Where does the hypothesis “$G$ is Gaussian” enter the sketch-and-solve error proof (∆sketch-and-solve-error-bound-proof)?
In exactly two places, both via the rectangular random matrix $GQ$:
- Orthogonal invariance of Gaussian matrices: applied to argue that $GQ$ has the same distribution as a fresh Gaussian. This uses $Q$ orthogonal and independent of $G$.
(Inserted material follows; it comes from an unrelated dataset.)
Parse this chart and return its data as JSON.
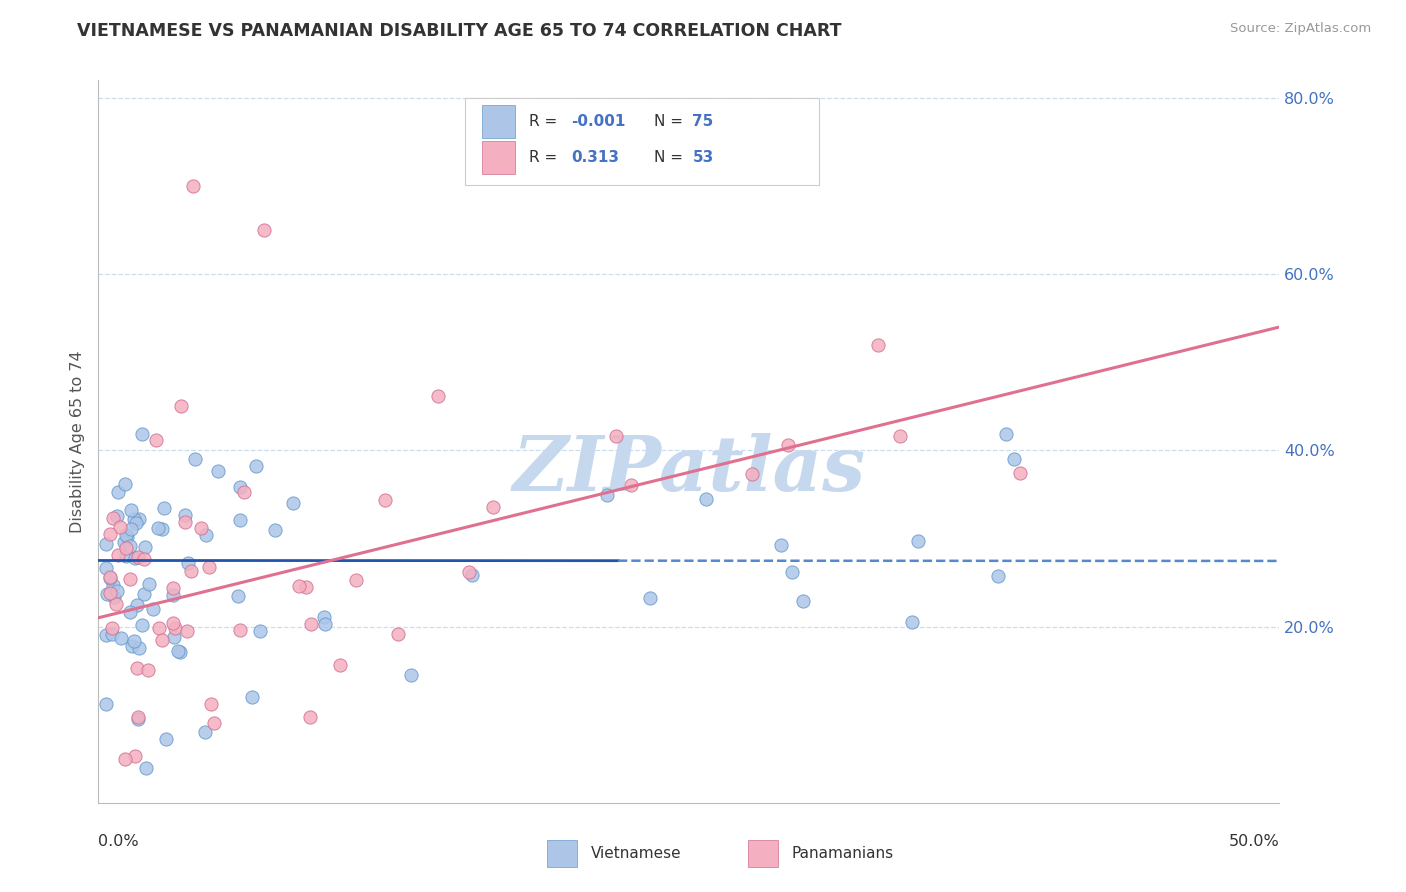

- Marchenko-Pastur conditioning: applied to $GQ$ to bound its singular values in $[\sqrt s - \sqrt{n+1}, \sqrt s + \sqrt{n+1}]$. Strictly, MP itself only needs i.i.d. mean-$0$ variance-$1$ entries — but here orthogonal invariance is the step that gets us to a fresh random matrix with i.i.d. entries.
So if $G$ were merely a non-Gaussian sub-Gaussian sketch, MP-style conditioning of $GQ$ would still go through, but only via a more delicate non-invariance-based argument.